While they did not change the overall chemistry properties of the lithium-ion battery, they may have done something even better: discover a process of manufacturing that builds a lithium-ion battery faster and cheaper, with more energy capacity. Dr. Yet-Ming Chiang, co-founder, chief scientist, and a lifelong MIT mind, gave an incredible interview to Quartz about the journey he took in going all the way back to the drawing board with the battery. At one point, the start-up company had thrown all its bets onto the prospects of creating a new model flow battery (a design where unlike traditional solid cells, the cathode and anode would be delivered and maintained through two storage units of liquid.) But while the flow battery model had come with cheaper materials, one the size of a nuclear reactor would be needed in order to have a prayer of competing with gas fuel.

Chiang, to his credit, recognized when to re-prioritize. He went back to the traditional lithium-ion cell models and realized something that had been overlooked; the original manufacturers of lithium batteries was Sony, and they had done so on the same machines used to create magnetic strips for the dying cassette tape. From Chiang's interview in Quartz:

The result was the first lithium-ion cell, which Sony commercialized in 1991...But Sony also had to quickly figure out how to manufacture this new kind of battery on a commercial scale. Providence stepped in: As it happened, increasingly popular compact discs were beginning to erode the market for cassette tapes, of which Sony was also a major manufacturer. The tapes were made on long manufacturing lines that coated a film with a magnetic slurry, dried it, cut it into long strips, and rolled it up. Looking around the company, Sony’s lithium-ion managers now noticed much of this equipment, and its technicians, standing idle. 
It turned out that the very same equipment could also be used for making lithium-ion batteries. These too could be made by coating a slurry on to a film, then drying and cutting it. In this case the result isn’t magnetic tape, but battery electrodes.
This equipment, and those technicians, became the backbone of the world’s first lithium-ion battery manufacturing plant, and the model for how they have been made ever since. Today, factories operating on identical principles are turning out every commercial lithium-ion battery on the planet.
 
The machines were big, and their process was slow and expensive. They were a large part of the reason batteries couldn’t compete with gasoline. It was time to correct that mistake and figure out a new way to make the battery. “We got sidetracked by a historical accident and a reluctance to switch to something that works (better),” Chiang said.

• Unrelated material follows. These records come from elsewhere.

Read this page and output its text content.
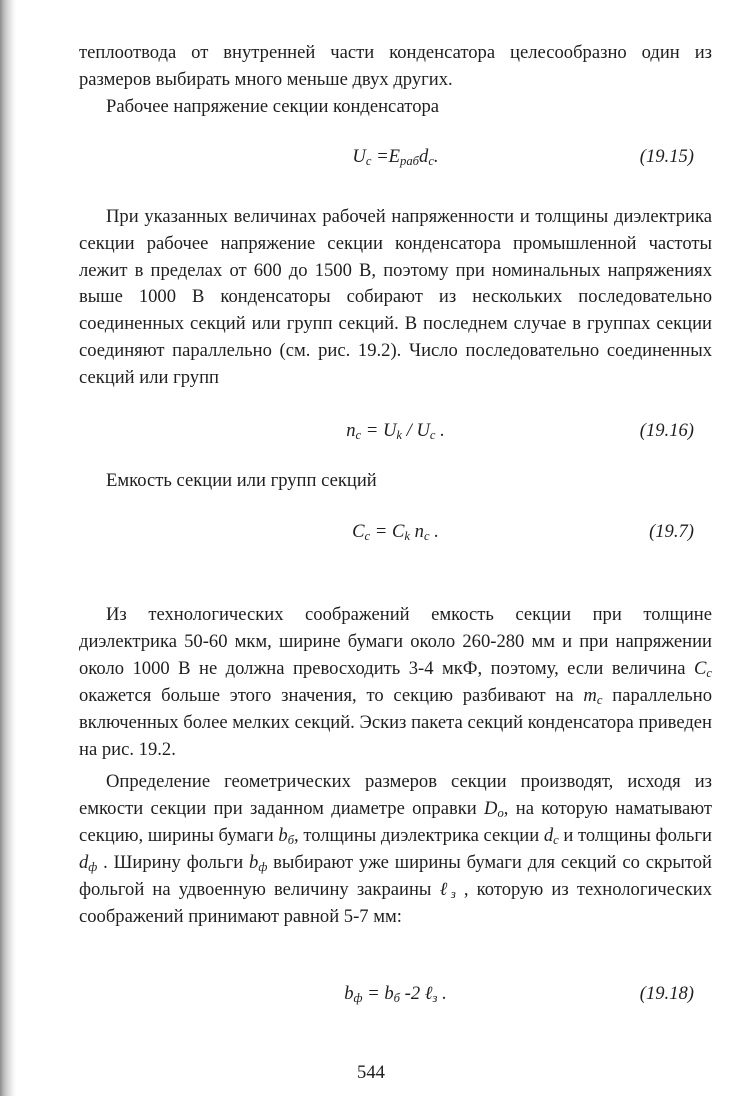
теплоотвода от внутренней части конденсатора целесообразно один из размеров выбирать много меньше двух других.

Рабочее напряжение секции конденсатора

$U_c =E_{раб}d_c$.	(19.15)

При указанных величинах рабочей напряженности и толщины диэлектрика секции рабочее напряжение секции конденсатора промышленной частоты лежит в пределах от 600 до 1500 В, поэтому при номинальных напряжениях выше 1000 В конденсаторы собирают из нескольких последовательно соединенных секций или групп секций. В последнем случае в группах секции соединяют параллельно (см. рис. 19.2). Число последовательно соединенных секций или групп

$n_c = U_k / U_c$ .	(19.16)

Емкость секции или групп секций

$C_c = C_k$ $n_c$ .	(19.7)

Из технологических соображений емкость секции при толщине диэлектрика 50-60 мкм, ширине бумаги около 260-280 мм и при напряжении около 1000 В не должна превосходить 3-4 мкФ, поэтому, если величина $C_c$ окажется больше этого значения, то секцию разбивают на $m_c$ параллельно включенных более мелких секций. Эскиз пакета секций конденсатора приведен на рис. 19.2.

Определение геометрических размеров секции производят, исходя из емкости секции при заданном диаметре оправки $D_o$, на которую наматывают секцию, ширины бумаги $b_б$, толщины диэлектрика секции $d_c$ и толщины фольги $d_ф$ . Ширину фольги $b_ф$ выбирают уже ширины бумаги для секций со скрытой фольгой на удвоенную величину закраины ℓ$_з$ , которую из технологических соображений принимают равной 5-7 мм:

$b_ф = b_б$ -2 ℓ$_з$ .	(19.18)
544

Chiang and 24M were able to remove 80 percent inactive materials, simplify the layers inside each inidividual cell (from 24 to 5) and cut the time it takes to create one cell from 22 hours to a couple minutes. The average capital needed for an entry-level battery plant is $100 million. Chaing belives these innovations in process alone can knock the price down to $10 million; a very reasonable amount for smaller start-up companies to compete with larger battery giants.

More importantly, these efficiency changes, if they really can be duplicated on a mass level, now make batteries a direct competitor with the oil and gas sector. Heavy expensive batteries have been a literal and figurative anchor holding down the 21st century ideas of electric cars, and off-the-grid housing. With the help of Chiang and 24M, the anchor has just gotten a lot smaller.

Donal Thoms-Cappello is a freelance writer for Rotor Clip Company.